Wednesday, June 4, 2014

The Secret Life of Bees by Sue Monk Kidd | Book Review

(I got my copy from my library, so I didn't have a choice: I had to read the copy with the movie tie-in cover.  *shudder*  WHYYY do publishers do this??  At least this one was eye-catching honey-gold, so lots of people would ask me what I was reading and I'd get to tell them, and then also tell them how wonderful it was!)

Plot summary from the back of the book:  Set in South Carolina in 1964, The Secret Life of Bees tells the story of Lily Owens, whose life has been shaped around the blurred memory of the afternoon her mother was killed. When Lily's fierce-hearted black "stand-in mother," Rosaleen, insults three of the deepest racists in town, Lily decides to spring them both free. They escape to Tiburon, South Carolina--a town that holds the secret to her mother's past. Taken in by an eccentric trio of black beekeeping sisters, Lily is introduced to their mesmerizing world of bees and honey, and the Black Madonna. This is a remarkable novel about divine female power, a story women will share and pass on to their daughters for years to come.

FIVE OF FIVE ENTHUSIASTIC STARS TO THIS!  I think I was only about 50 pages in when I started mentally kicking myself for not having read any Sue Monk Kidd before now!

I love the writing style.  I love how realistic it is; you really feel like you're back in your 14-year-old self when you're reading it.  I also love how you can just feel the Southern accents dripping like honey out of the characters' mouths.  I was raised in the South and am proudly biased toward Southern writing.  I just love it!  It always takes me a little longer to read books set in the South though because my mental narration slows down with the accent!  lol

I love the setting.  Tiburon, SC is a fictional town but there's tons of references to real places nearby.  In fact, this book is so popular that official SC government sites such as SCIWAY.net have pages for Tiburon, since so many people try to search for it.  (The page you land on informs you gently that Tiburon is fictional, and urges you to look into real SC places to visit.)  At one point a character talks about "sending someone to Bull Street," meaning to send someone to the mental hospital.  I used to live in Columbia, SC and that mental institution is real!  I used to drive past it frequently, right there on Bull Street.  This book takes place over the course of a summer, and Sue Monk Kidd does a fantastic job capturing the feel of the heat of an SC summer.  It's oppressive.

I love the characters.  The book is told entirely from Lily's point of view, but there are essentially five total main characters.  They are all so well-developed and 3-dimensional!  Ya'll, this is not a long book.  For Ms.
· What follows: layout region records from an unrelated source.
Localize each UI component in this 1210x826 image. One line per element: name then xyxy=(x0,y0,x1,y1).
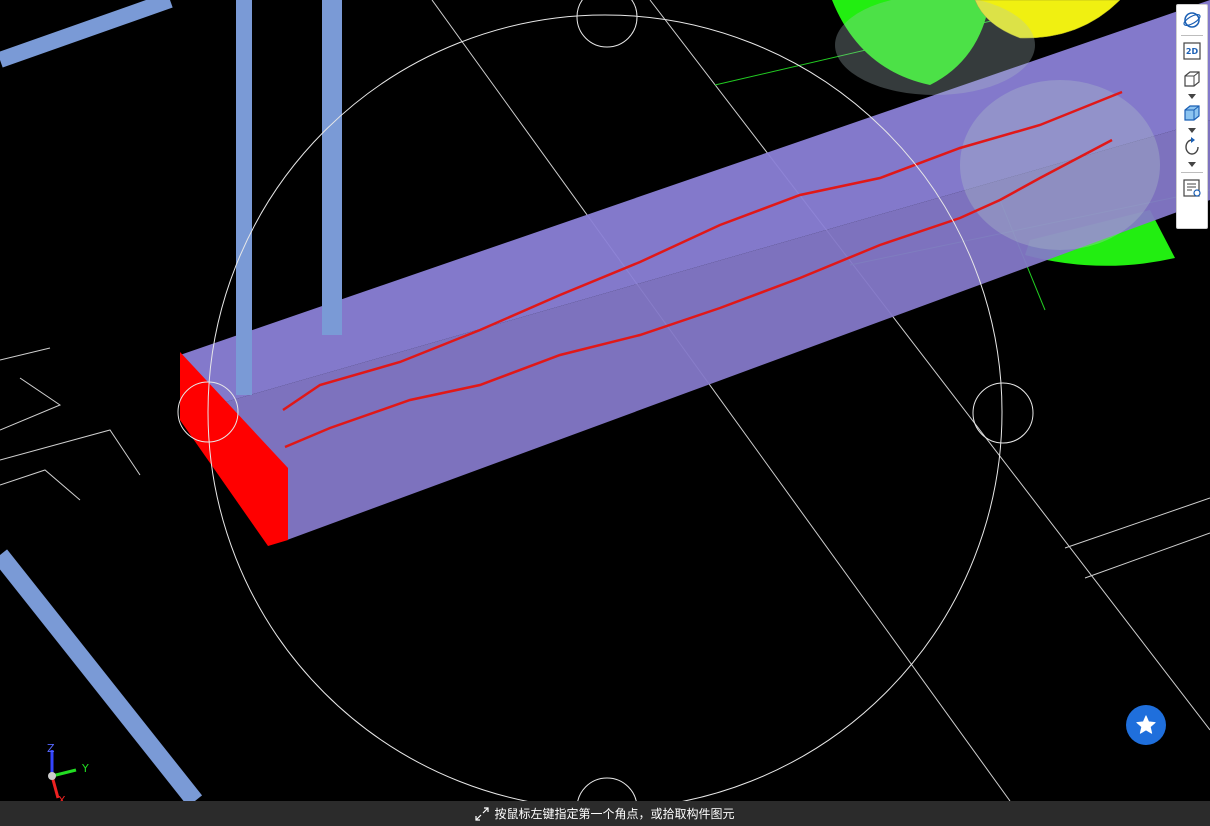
left-wire xyxy=(0,377,62,431)
axis-triad: Z Y X xyxy=(40,742,100,808)
property-panel-button[interactable] xyxy=(1180,176,1204,200)
axis-y-label: Y xyxy=(82,762,89,775)
toolbar-separator xyxy=(1181,172,1203,173)
view-toolbar: 2D xyxy=(1176,4,1208,229)
3d-viewport[interactable]: Z Y X 2D xyxy=(0,0,1210,826)
scene-canvas[interactable] xyxy=(0,0,1210,801)
star-icon xyxy=(1136,715,1156,734)
left-wire xyxy=(0,469,81,501)
diagonal-pipe xyxy=(0,0,173,68)
column-pipe xyxy=(322,0,342,335)
3d-box-shaded-icon xyxy=(1184,105,1200,121)
column-pipe xyxy=(236,0,252,395)
rotate-button[interactable] xyxy=(1180,135,1204,159)
toolbar-separator xyxy=(1181,35,1203,36)
orbit-icon xyxy=(1183,12,1201,28)
2d-view-label: 2D xyxy=(1185,46,1199,56)
small-circle xyxy=(972,382,1034,444)
property-panel-icon xyxy=(1183,179,1201,197)
small-circle xyxy=(576,0,638,48)
rotate-dropdown[interactable] xyxy=(1180,159,1204,169)
caret-down-icon xyxy=(1188,127,1196,133)
caret-down-icon xyxy=(1188,93,1196,99)
3d-wire-dropdown[interactable] xyxy=(1180,91,1204,101)
left-wire xyxy=(0,347,51,361)
translucent-sphere xyxy=(960,80,1160,250)
small-circle xyxy=(577,777,637,801)
3d-box-outline-icon xyxy=(1184,71,1200,87)
3d-wire-view-button[interactable] xyxy=(1180,67,1204,91)
3d-shaded-dropdown[interactable] xyxy=(1180,125,1204,135)
rotate-icon xyxy=(1185,137,1199,155)
axis-z-label: Z xyxy=(47,742,55,755)
grid-line xyxy=(1084,532,1210,579)
caret-down-icon xyxy=(1188,161,1196,167)
orbit-button[interactable] xyxy=(1180,8,1204,32)
favorite-fab-button[interactable] xyxy=(1126,705,1166,745)
status-prompt: 按鼠标左键指定第一个角点，或拾取构件图元 xyxy=(494,807,735,821)
2d-view-button[interactable]: 2D xyxy=(1180,39,1204,63)
3d-shaded-view-button[interactable] xyxy=(1180,101,1204,125)
status-bar: 按鼠标左键指定第一个角点，或拾取构件图元 xyxy=(0,801,1210,826)
left-wire xyxy=(0,429,141,476)
crosshair-pick-icon xyxy=(475,806,490,821)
Kidd to have developed these characters so fully took real talent.  I just fell so in love with all these strong women in this book!  By the end of the book I was ready to pack my bags and move to Tiburon.
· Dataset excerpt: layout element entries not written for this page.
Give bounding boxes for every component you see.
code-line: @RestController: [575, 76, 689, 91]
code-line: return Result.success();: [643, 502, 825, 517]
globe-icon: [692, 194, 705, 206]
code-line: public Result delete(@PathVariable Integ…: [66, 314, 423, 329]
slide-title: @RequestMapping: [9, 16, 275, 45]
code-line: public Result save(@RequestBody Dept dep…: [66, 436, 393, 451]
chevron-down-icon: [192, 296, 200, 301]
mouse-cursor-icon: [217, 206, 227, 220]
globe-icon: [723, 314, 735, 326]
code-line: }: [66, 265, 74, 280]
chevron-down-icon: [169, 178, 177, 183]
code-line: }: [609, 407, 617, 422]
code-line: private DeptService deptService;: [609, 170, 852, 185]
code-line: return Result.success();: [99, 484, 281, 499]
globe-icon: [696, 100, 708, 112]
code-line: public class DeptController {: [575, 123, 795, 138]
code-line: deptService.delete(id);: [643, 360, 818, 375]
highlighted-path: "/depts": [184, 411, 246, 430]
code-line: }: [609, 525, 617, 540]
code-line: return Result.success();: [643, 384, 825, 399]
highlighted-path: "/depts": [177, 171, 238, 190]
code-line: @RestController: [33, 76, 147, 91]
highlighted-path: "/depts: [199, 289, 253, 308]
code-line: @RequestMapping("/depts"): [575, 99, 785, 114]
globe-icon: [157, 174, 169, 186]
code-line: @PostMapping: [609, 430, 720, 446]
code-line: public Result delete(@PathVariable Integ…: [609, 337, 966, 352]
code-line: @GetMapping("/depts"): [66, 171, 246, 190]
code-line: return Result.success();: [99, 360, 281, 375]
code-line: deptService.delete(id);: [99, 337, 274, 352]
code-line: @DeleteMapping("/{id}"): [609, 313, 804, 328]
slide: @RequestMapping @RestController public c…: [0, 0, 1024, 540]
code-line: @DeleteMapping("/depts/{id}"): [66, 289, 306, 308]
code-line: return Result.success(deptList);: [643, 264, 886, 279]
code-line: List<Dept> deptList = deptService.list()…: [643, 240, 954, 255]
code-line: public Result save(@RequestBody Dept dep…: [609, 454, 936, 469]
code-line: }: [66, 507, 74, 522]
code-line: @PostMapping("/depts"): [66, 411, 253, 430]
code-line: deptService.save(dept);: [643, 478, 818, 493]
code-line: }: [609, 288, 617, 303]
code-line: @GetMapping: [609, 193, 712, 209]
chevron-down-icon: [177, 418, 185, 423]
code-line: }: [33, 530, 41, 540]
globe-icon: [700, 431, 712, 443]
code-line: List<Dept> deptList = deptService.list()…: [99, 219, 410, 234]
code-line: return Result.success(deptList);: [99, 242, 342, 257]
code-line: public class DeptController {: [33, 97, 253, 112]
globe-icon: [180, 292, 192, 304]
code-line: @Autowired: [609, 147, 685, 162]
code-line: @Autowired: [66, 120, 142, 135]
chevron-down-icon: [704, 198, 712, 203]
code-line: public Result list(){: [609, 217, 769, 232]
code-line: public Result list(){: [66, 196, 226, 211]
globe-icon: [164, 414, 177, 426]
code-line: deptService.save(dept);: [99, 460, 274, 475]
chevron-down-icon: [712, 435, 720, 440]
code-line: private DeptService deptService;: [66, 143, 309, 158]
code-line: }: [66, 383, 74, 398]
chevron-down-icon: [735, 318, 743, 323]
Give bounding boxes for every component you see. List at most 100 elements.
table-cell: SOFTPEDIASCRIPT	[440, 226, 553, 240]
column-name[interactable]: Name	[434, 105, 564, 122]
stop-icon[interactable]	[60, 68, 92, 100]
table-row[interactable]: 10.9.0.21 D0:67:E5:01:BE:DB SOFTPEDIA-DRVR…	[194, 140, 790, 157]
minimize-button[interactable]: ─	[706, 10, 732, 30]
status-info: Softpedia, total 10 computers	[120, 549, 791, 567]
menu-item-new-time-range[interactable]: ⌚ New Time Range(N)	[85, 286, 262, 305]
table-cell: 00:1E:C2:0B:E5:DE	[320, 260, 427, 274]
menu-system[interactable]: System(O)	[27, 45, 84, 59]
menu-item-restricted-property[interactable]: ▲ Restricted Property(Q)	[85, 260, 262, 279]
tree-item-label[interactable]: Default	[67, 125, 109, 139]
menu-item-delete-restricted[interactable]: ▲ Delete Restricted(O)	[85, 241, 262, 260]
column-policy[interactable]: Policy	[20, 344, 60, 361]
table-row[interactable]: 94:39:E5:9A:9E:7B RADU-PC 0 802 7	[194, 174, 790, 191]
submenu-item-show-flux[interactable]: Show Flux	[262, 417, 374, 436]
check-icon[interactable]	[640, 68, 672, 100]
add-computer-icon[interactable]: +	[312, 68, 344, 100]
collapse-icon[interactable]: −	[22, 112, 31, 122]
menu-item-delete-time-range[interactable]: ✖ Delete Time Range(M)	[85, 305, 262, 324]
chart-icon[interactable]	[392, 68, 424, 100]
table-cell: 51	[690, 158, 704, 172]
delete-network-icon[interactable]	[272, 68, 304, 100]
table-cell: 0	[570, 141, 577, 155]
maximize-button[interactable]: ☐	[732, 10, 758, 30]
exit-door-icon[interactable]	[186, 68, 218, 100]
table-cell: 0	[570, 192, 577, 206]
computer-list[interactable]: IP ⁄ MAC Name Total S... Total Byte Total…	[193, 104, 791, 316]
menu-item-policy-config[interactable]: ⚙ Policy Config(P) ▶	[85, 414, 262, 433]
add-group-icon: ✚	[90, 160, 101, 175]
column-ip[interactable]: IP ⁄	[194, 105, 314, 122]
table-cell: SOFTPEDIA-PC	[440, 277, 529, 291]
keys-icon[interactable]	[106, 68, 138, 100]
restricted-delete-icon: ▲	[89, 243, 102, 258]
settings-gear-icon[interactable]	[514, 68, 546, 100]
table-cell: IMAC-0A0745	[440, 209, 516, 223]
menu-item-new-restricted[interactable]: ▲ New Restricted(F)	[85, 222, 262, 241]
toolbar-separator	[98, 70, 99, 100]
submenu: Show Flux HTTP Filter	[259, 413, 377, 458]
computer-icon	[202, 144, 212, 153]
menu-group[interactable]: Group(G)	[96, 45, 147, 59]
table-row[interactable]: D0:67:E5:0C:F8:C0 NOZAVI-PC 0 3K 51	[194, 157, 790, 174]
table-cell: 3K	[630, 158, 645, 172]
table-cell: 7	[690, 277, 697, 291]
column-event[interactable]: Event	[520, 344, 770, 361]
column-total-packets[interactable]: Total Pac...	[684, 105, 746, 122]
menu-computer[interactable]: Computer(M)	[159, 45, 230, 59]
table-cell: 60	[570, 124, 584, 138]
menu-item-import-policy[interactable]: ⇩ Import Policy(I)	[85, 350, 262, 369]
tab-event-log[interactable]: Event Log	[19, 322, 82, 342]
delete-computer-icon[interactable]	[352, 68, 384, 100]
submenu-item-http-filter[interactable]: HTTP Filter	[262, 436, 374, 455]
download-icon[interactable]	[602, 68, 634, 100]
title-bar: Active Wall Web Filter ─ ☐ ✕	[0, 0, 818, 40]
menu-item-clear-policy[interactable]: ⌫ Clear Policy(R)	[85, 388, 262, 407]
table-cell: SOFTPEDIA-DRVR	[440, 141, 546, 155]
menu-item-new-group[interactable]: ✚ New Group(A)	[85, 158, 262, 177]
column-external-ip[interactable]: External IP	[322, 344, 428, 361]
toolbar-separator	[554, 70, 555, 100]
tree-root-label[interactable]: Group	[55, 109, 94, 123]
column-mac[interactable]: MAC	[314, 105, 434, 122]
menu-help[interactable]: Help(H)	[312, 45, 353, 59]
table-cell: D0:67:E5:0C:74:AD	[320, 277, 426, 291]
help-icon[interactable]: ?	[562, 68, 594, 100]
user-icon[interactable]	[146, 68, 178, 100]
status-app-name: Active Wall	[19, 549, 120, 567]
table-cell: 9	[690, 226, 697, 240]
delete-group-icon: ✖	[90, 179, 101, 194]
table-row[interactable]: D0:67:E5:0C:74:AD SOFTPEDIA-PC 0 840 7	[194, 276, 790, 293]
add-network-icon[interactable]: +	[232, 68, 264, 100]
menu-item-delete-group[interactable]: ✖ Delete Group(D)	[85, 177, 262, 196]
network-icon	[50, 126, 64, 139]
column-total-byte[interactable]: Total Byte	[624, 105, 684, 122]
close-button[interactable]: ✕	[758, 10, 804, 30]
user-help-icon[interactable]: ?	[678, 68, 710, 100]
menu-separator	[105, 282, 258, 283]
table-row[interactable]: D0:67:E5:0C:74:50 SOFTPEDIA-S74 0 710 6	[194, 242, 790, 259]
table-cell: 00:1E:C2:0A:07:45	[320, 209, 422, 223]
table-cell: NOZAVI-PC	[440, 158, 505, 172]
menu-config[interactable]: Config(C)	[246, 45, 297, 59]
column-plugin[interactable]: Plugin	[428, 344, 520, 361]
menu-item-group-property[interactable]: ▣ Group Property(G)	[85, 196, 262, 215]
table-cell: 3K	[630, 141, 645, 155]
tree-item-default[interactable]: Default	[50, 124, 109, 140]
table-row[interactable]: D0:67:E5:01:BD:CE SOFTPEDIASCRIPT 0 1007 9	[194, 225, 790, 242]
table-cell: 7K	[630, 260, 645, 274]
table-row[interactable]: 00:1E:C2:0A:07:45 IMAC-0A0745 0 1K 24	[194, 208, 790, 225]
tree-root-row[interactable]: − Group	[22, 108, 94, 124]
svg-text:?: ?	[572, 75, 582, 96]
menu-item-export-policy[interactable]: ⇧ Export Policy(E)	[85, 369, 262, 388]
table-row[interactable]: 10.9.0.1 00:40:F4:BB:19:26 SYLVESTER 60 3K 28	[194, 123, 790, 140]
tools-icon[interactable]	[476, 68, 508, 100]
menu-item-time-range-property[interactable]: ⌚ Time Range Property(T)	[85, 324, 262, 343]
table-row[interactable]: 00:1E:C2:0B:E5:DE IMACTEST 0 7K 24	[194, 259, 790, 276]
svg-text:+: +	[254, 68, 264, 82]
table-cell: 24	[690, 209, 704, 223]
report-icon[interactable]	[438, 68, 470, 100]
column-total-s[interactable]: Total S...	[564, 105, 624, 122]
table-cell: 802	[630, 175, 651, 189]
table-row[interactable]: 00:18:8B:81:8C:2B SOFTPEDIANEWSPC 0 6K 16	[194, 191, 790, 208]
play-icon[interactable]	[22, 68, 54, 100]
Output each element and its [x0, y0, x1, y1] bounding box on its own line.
My only gripe:  there's no follow-up!  There's no second book!  And in the author interview in the back of my copy, Sue Monk Kidd says that she doesn't plan to write one.  So now I'm all kinds of emotionally invested in these fine ladies in Tiburon and I will never know for sure how it turns out for them.  

I loved the book so much that I went ahead and put in a request at the library to get the movie.  What the hey!  I'll give it a try.  Anything to spend just a little more time with the Black Madonna Honey family.